Tali criteri (condizione e reddito dei coniugi, contributo personale ed economico dato da ciascuno alla formazione del patrimonio comune, durata del matrimonio, ragioni della decisione) «agiscono come fattori di moderazione e diminuzione della somma considerata in astratto» e possono «valere anche ad azzerarla» (così testualmente, da ultimo, Corte di cassazione, prima sezione civile, sentenza 5 febbraio 2014, n. 2546; in senso conforme, sentenze 28 ottobre 2013, n. 24252; 21 ottobre 2013, n. 23797; 12 luglio 2007, n. 15611; 22 agosto 2006, n. 18241; 19 marzo 2003, n. 4040, ex plurimis).

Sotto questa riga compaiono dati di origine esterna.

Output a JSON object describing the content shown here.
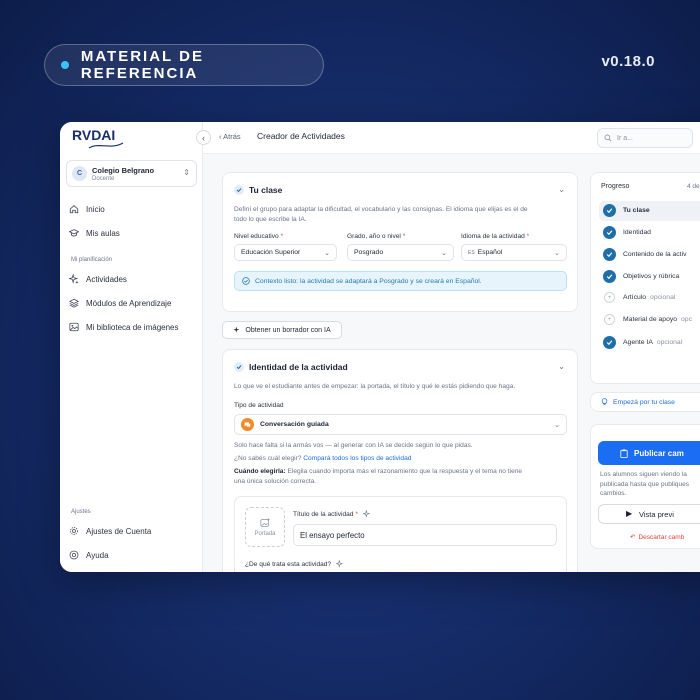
{
  "badge": {
    "label": "MATERIAL DE REFERENCIA"
  },
  "version": "v0.18.0",
  "brand": {
    "logo_text": "RVDAI"
  },
  "sidebar": {
    "org_name": "Colegio Belgrano",
    "org_initial": "C",
    "org_role": "Docente",
    "items": [
      {
        "label": "Inicio",
        "icon": "home-icon"
      },
      {
        "label": "Mis aulas",
        "icon": "graduation-cap-icon"
      }
    ],
    "section_planning": "Mi planificación",
    "planning_items": [
      {
        "label": "Actividades",
        "icon": "sparkles-icon"
      },
      {
        "label": "Módulos de Aprendizaje",
        "icon": "layers-icon"
      },
      {
        "label": "Mi biblioteca de imágenes",
        "icon": "image-icon"
      }
    ],
    "section_settings": "Ajustes",
    "settings_items": [
      {
        "label": "Ajustes de Cuenta",
        "icon": "gear-icon"
      },
      {
        "label": "Ayuda",
        "icon": "lifebuoy-icon"
      }
    ]
  },
  "topbar": {
    "back_label": "Atrás",
    "title": "Creador de Actividades",
    "search_placeholder": "Ir a..."
  },
  "class_card": {
    "title": "Tu clase",
    "description_line1": "Definí el grupo para adaptar la dificultad, el vocabulario y las consignas. El idioma que elijas es el de",
    "description_line2": "todo lo que escribe la IA.",
    "level_label": "Nivel educativo",
    "level_value": "Educación Superior",
    "grade_label": "Grado, año o nivel",
    "grade_value": "Posgrado",
    "language_label": "Idioma de la actividad",
    "language_value": "Español",
    "language_prefix": "ES",
    "required_mark": "*",
    "context_message": "Contexto listo: la actividad se adaptará a Posgrado y se creará en Español."
  },
  "draft_button": "Obtener un borrador con IA",
  "identity_card": {
    "title": "Identidad de la actividad",
    "description": "Lo que ve el estudiante antes de empezar: la portada, el título y qué le estás pidiendo que haga.",
    "type_label": "Tipo de actividad",
    "type_value": "Conversación guiada",
    "hint": "Solo hace falta si la armás vos — al generar con IA se decide según lo que pidas.",
    "compare_question": "¿No sabés cuál elegir?",
    "compare_link": "Compará todos los tipos de actividad",
    "when_label": "Cuándo elegirla:",
    "when_text_line1": "Elegila cuando importa más el razonamiento que la respuesta y el tema no tiene",
    "when_text_line2": "una única solución correcta.",
    "cover_label": "Portada",
    "activity_title_label": "Título de la actividad",
    "activity_title_value": "El ensayo perfecto",
    "about_label": "¿De qué trata esta actividad?"
  },
  "progress": {
    "title": "Progreso",
    "counter": "4 de",
    "steps": [
      {
        "label": "Tu clase",
        "done": true,
        "optional": ""
      },
      {
        "label": "Identidad",
        "done": true,
        "optional": ""
      },
      {
        "label": "Contenido de la activ",
        "done": true,
        "optional": ""
      },
      {
        "label": "Objetivos y rúbrica",
        "done": true,
        "optional": ""
      },
      {
        "label": "Artículo",
        "done": false,
        "optional": "opcional"
      },
      {
        "label": "Material de apoyo",
        "done": false,
        "optional": "opc"
      },
      {
        "label": "Agente IA",
        "done": true,
        "optional": "opcional"
      }
    ],
    "start_link": "Empezá por tu clase"
  },
  "publish": {
    "button": "Publicar cam",
    "note_line1": "Los alumnos siguen viendo la",
    "note_line2": "publicada hasta que publiques",
    "note_line3": "cambios.",
    "preview_button": "Vista previ",
    "discard_link": "Descartar camb"
  },
  "colors": {
    "accent": "#1b6ef3",
    "step_done": "#1f6ea8",
    "page_bg": "#1a3176"
  }
}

5.− L’erronea interpretazione della norma denunciata, da cui muove il rimettente, travolge conseguentemente, in radice, tutte le censure, in ragione di tale premessa, dallo stesso formulate.
Per Questi Motivi
la Corte Costituzionale
dichiara non fondata la questione di legittimità costituzionale dell’art. 5, sesto comma, della legge 1° dicembre 1970, n. 898 (Disciplina dei casi di scioglimento del matrimonio), come modificato dall’art. 10 della legge 6 marzo 1987, n. 74 (Nuove norme sulla disciplina dei casi di scioglimento di matrimonio), sollevata, in riferimento agli artt. 2, 3 e 29 della Costituzione, dal Tribunale ordinario di Firenze, con l’ordinanza in epigrafe indicata.